Title: I’m Still Here
Author: Clélie Avit
Catchwords: Coma, French, Non-consensual romance
I’m going to admit right off the bat, I borrowed this purely because of its pretty cover. I guess after reading the blurb, I was intrigued to see if this story could be pulled off in a non-creepy way. Yeah, I don’t think that was ever gonna happen.
At first I thought it might be due to the translation. Then I realised it’s just overall poor writing. I get that it’s drawn it’s inspiration from Sleeping Beauty, but it was nigh impossible to get over the creep factor. Since the plot is predictable, the focus was largely on the characters, yet they both felt inconsistent and very underdeveloped. It was filled with irritating cliches with little to no explanation of how it fit in with their identity.
Essentially Thibault is on the fifth floor with his Mum who is visiting his brother who he doesn’t want to see. He wanders around and accidentally goes into Elsa’s room where she is in a coma. He then proceeds to talk to her and falls asleep in the chair next to her bed. She hears him despite her coma and isn’t creeped out by this stranger who thinks he is entitled to be her friend and even KISS her. He is confronted with her ACTUAL friends, and isn’t even slightly embarrassed by his total lack of etiquette. And neither are the friends! They indulge his budding infatuation even though it is very creepy to be “drawn” to this unconscious girl.
He continues to visit her and fall in love, despite having nothing to go off about her except that she’s in a COMA. Apparently she is also inspired by him and sees him as her rainbow willpower to finally wakeup. People have been visiting her pretty consistently during the past 5 months and yet the novel sort of focuses on how he is an unwitting hero, which is kind of ridiculous. His automatic infatuation with this unconscious girl that he doesn’t even know is due to his longing for the perfect family. There is a reoccurring metaphor where he visualises his life as a Choose-Your-Own-Adventure book called ‘The Book in Which I am The Hero.’ Blurgh. The complete lack of consent and the total creepiness of his “love” is super unnerving. It’s also inconsistent at times which would make sense because she is really only an object to which he can project his ideals of a perfect family. There is literally one part in the book where he forgets about her for a whole week even though he is totally in love with her right?!
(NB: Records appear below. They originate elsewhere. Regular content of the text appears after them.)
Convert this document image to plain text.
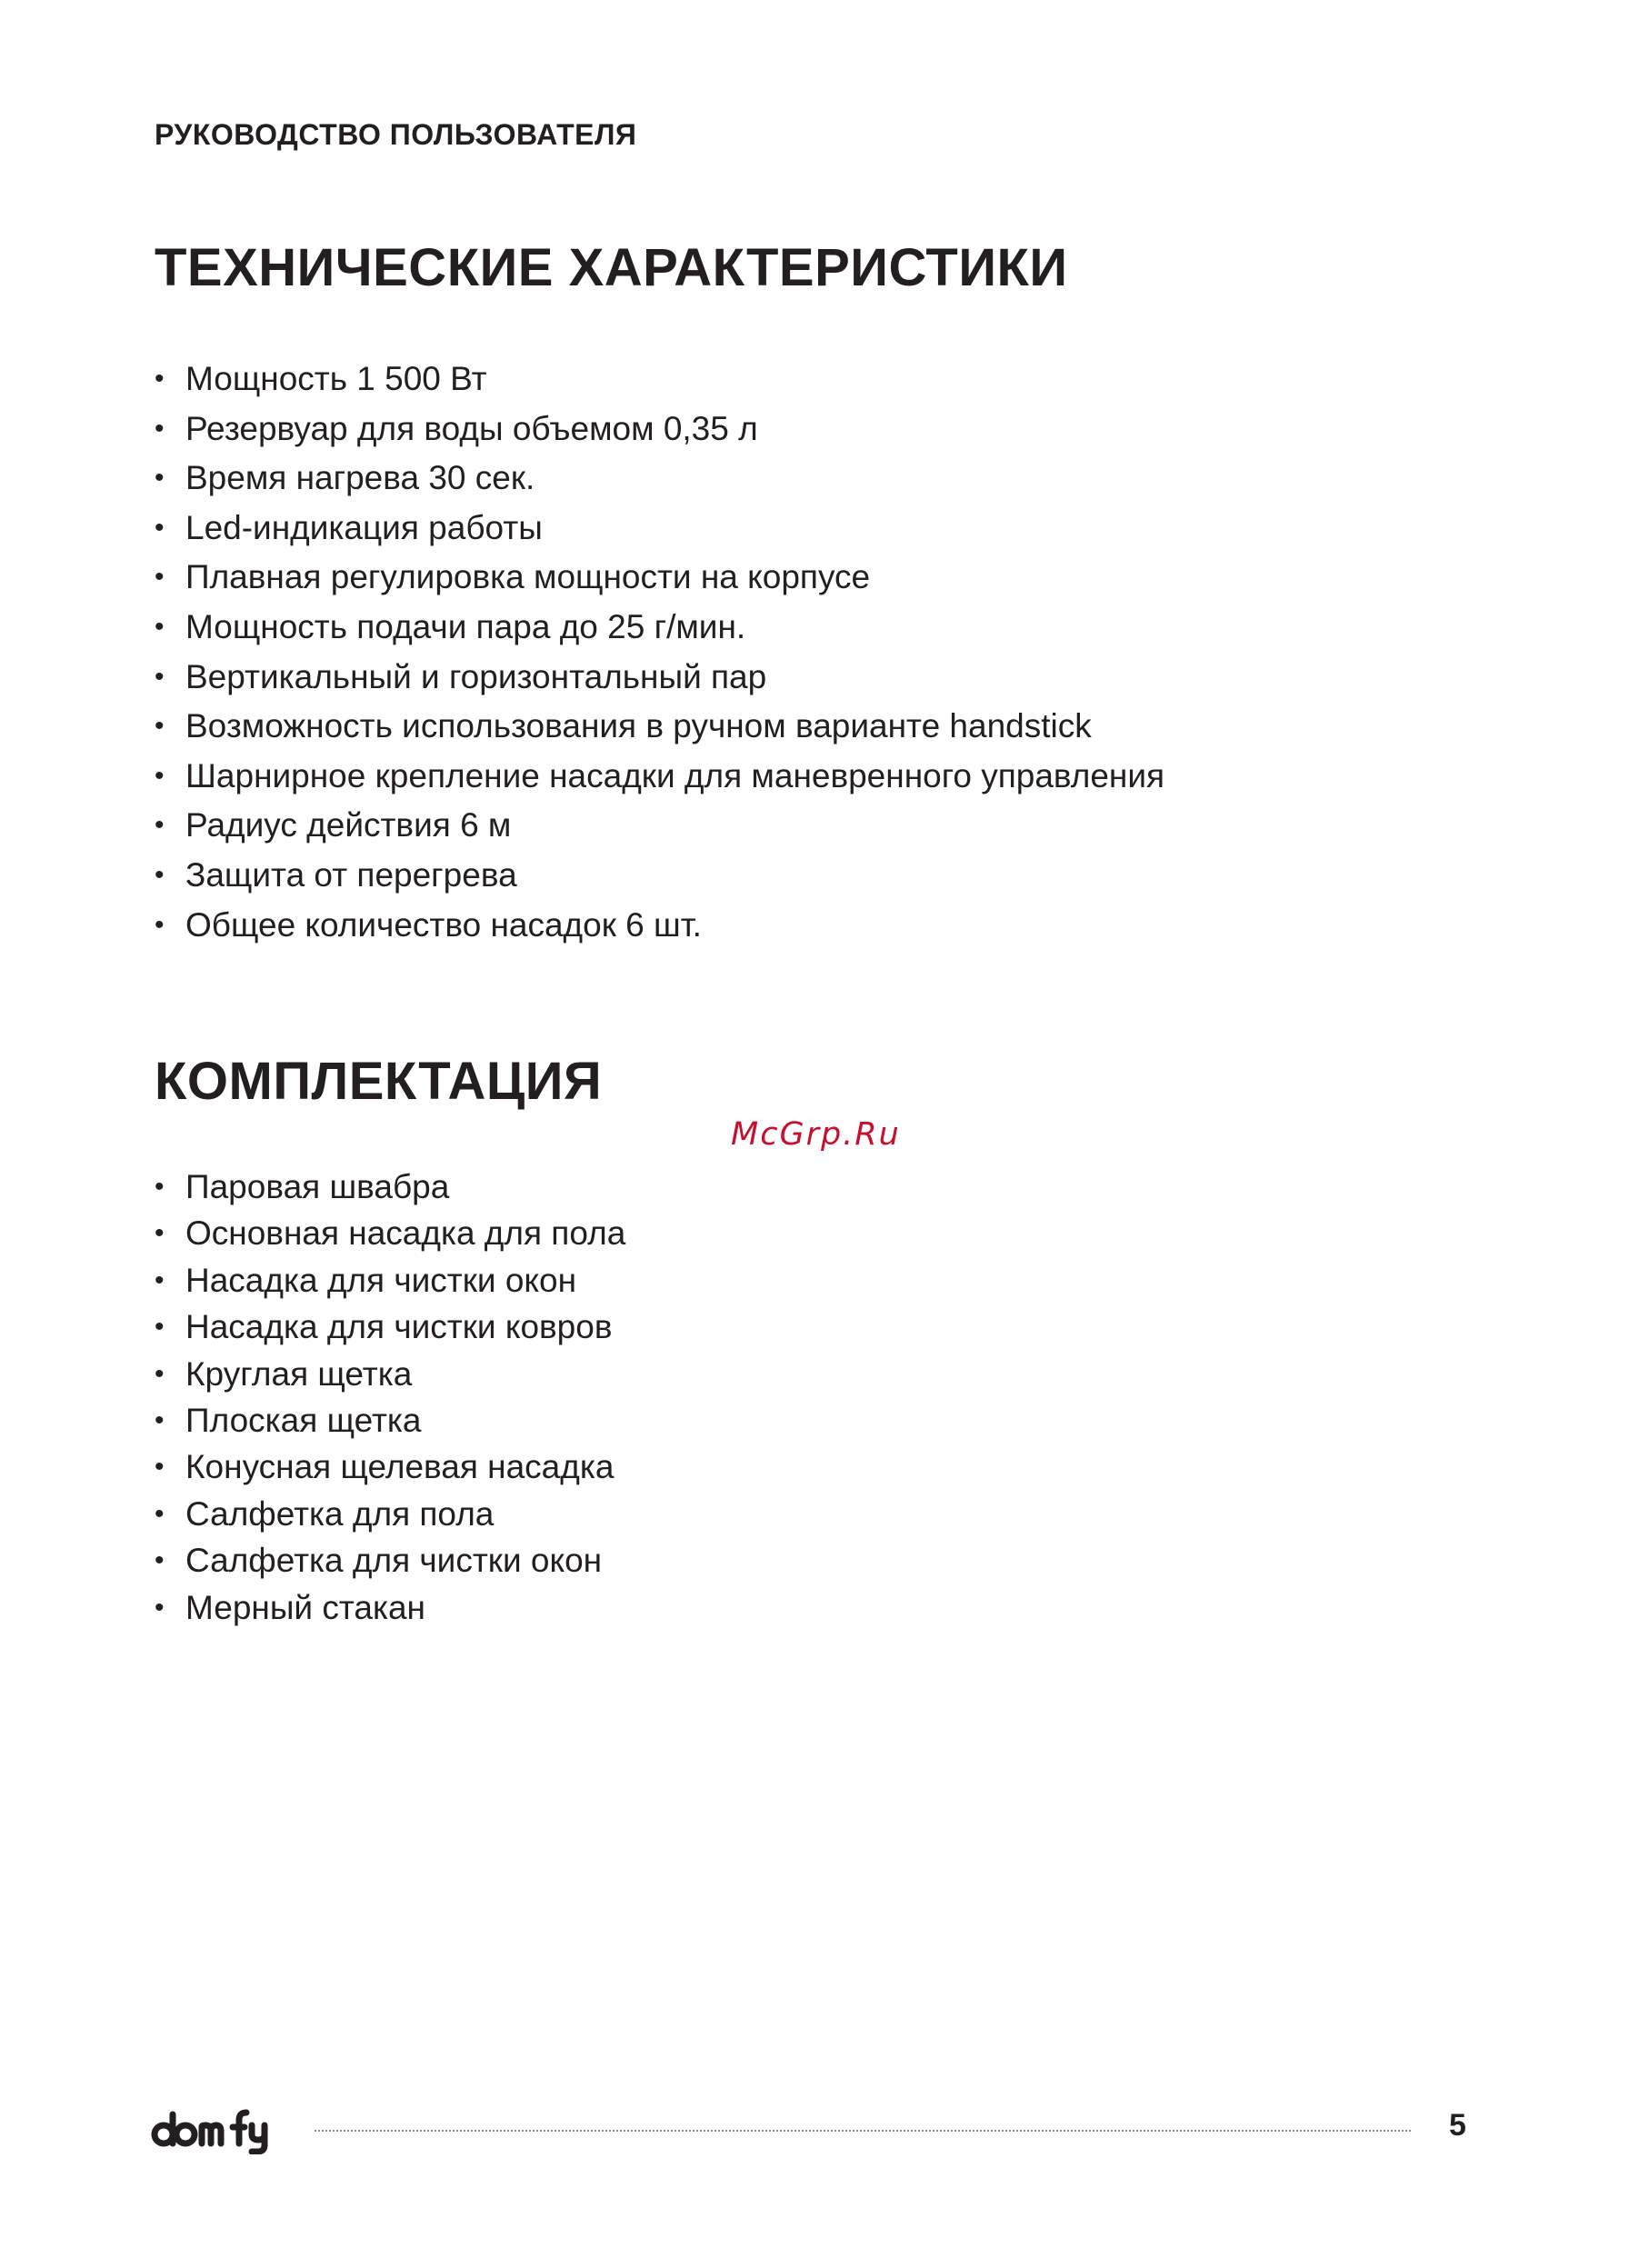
РУКОВОДСТВО ПОЛЬЗОВАТЕЛЯ
ТЕХНИЧЕСКИЕ ХАРАКТЕРИСТИКИ
• Мощность 1 500 Вт
• Резервуар для воды объемом 0,35 л
• Время нагрева 30 сек.
• Led-индикация работы
• Плавная регулировка мощности на корпусе
• Мощность подачи пара до 25 г/мин.
• Вертикальный и горизонтальный пар
• Возможность использования в ручном варианте handstick
• Шарнирное крепление насадки для маневренного управления
• Радиус действия 6 м
• Защита от перегрева
• Общее количество насадок 6 шт.
КОМПЛЕКТАЦИЯ
McGrp.Ru
• Паровая швабра
• Основная насадка для пола
• Насадка для чистки окон
• Насадка для чистки ковров
• Круглая щетка
• Плоская щетка
• Конусная щелевая насадка
• Салфетка для пола
• Салфетка для чистки окон
• Мерный стакан
5
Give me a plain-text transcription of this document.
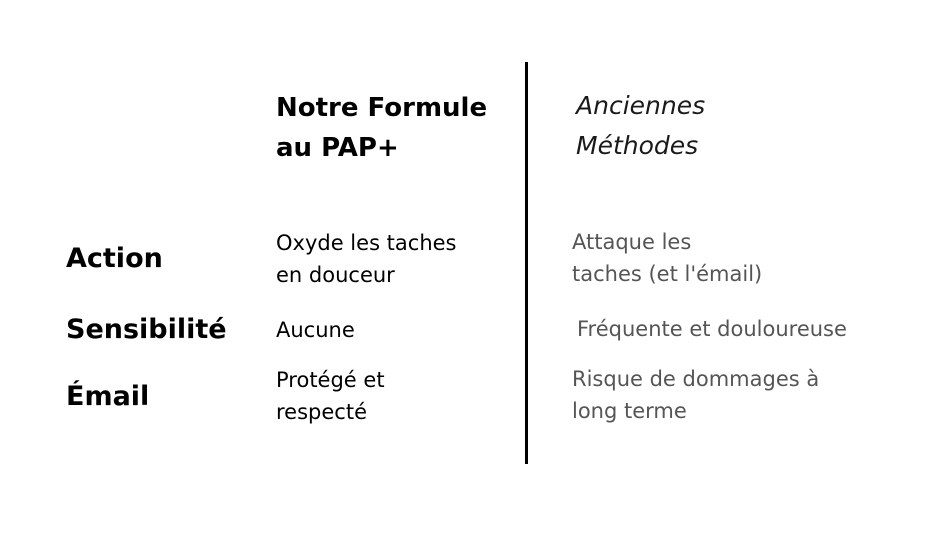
Notre Formule
au PAP+
Anciennes
Méthodes
Action	Oxyde les taches
en douceur
Attaque les
taches (et l'émail)
Sensibilité Aucune	Fréquente et douloureuse
Émail
Protégé et
respecté
Risque de dommages à
long terme
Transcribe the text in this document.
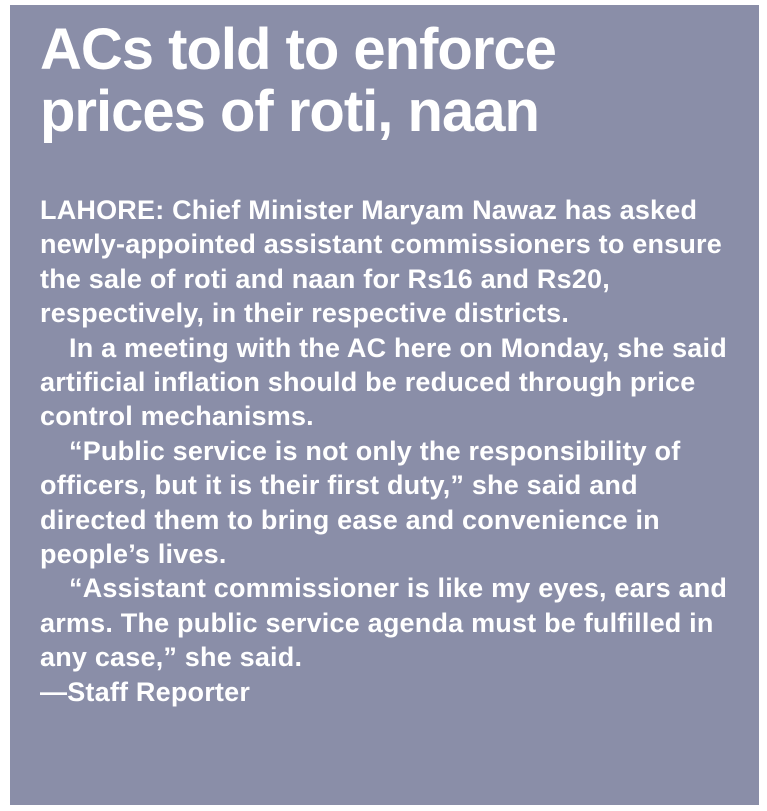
ACs told to enforce
prices of roti, naan

LAHORE: Chief Minister Maryam Nawaz has asked newly-appointed assistant commissioners to ensure the sale of roti and naan for Rs16 and Rs20, respectively, in their respective districts.

In a meeting with the AC here on Monday, she said artificial inflation should be reduced through price control mechanisms.

“Public service is not only the responsibility of officers, but it is their first duty,” she said and directed them to bring ease and convenience in people’s lives.

“Assistant commissioner is like my eyes, ears and arms. The public service agenda must be fulfilled in any case,” she said.

—Staff Reporter
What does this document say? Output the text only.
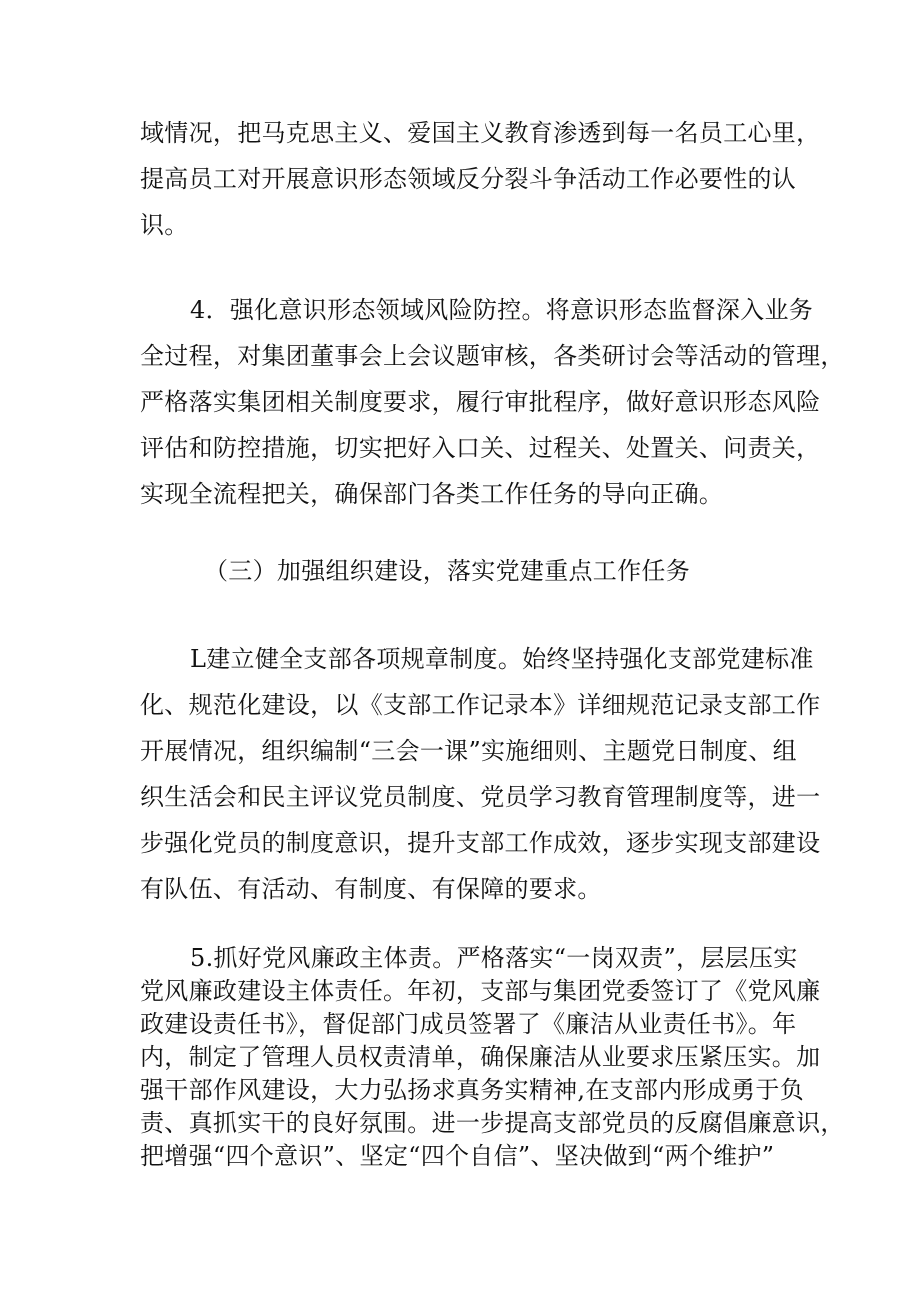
域情况，把马克思主义、爱国主义教育渗透到每一名员工心里，
提高员工对开展意识形态领域反分裂斗争活动工作必要性的认
识。
4．强化意识形态领域风险防控。将意识形态监督深入业务
全过程，对集团董事会上会议题审核，各类研讨会等活动的管理，
严格落实集团相关制度要求，履行审批程序，做好意识形态风险
评估和防控措施，切实把好入口关、过程关、处置关、问责关，
实现全流程把关，确保部门各类工作任务的导向正确。
（三）加强组织建设，落实党建重点工作任务
L建立健全支部各项规章制度。始终坚持强化支部党建标准
化、规范化建设，以《支部工作记录本》详细规范记录支部工作
开展情况，组织编制“三会一课”实施细则、主题党日制度、组
织生活会和民主评议党员制度、党员学习教育管理制度等，进一
步强化党员的制度意识，提升支部工作成效，逐步实现支部建设
有队伍、有活动、有制度、有保障的要求。
5.抓好党风廉政主体责。严格落实“一岗双责”，层层压实
党风廉政建设主体责任。年初，支部与集团党委签订了《党风廉
政建设责任书》，督促部门成员签署了《廉洁从业责任书》。年
内，制定了管理人员权责清单，确保廉洁从业要求压紧压实。加
强干部作风建设，大力弘扬求真务实精神,在支部内形成勇于负
责、真抓实干的良好氛围。进一步提高支部党员的反腐倡廉意识，
把增强“四个意识”、坚定“四个自信”、坚决做到“两个维护”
This book was absolutely cringe worthy with a major creep factor. Had to skim read to the end cause it was just that bad. There were other problems, such as the poor writing (it was quite bad, and this may or may not be the fault of the translation) and the unbelievable relationships between Thibault and everyone in his life. It almost felt like the author only understood communication through the lens of daily television soaps. Thibault’s habitual pineapple juice and Elsa’s glacial mountaineering characteristics felt so overtly forced into the story that they just felt like paper dolls of characters instead of people that I actually could believe in.
Suffice it to say, I did not like this book.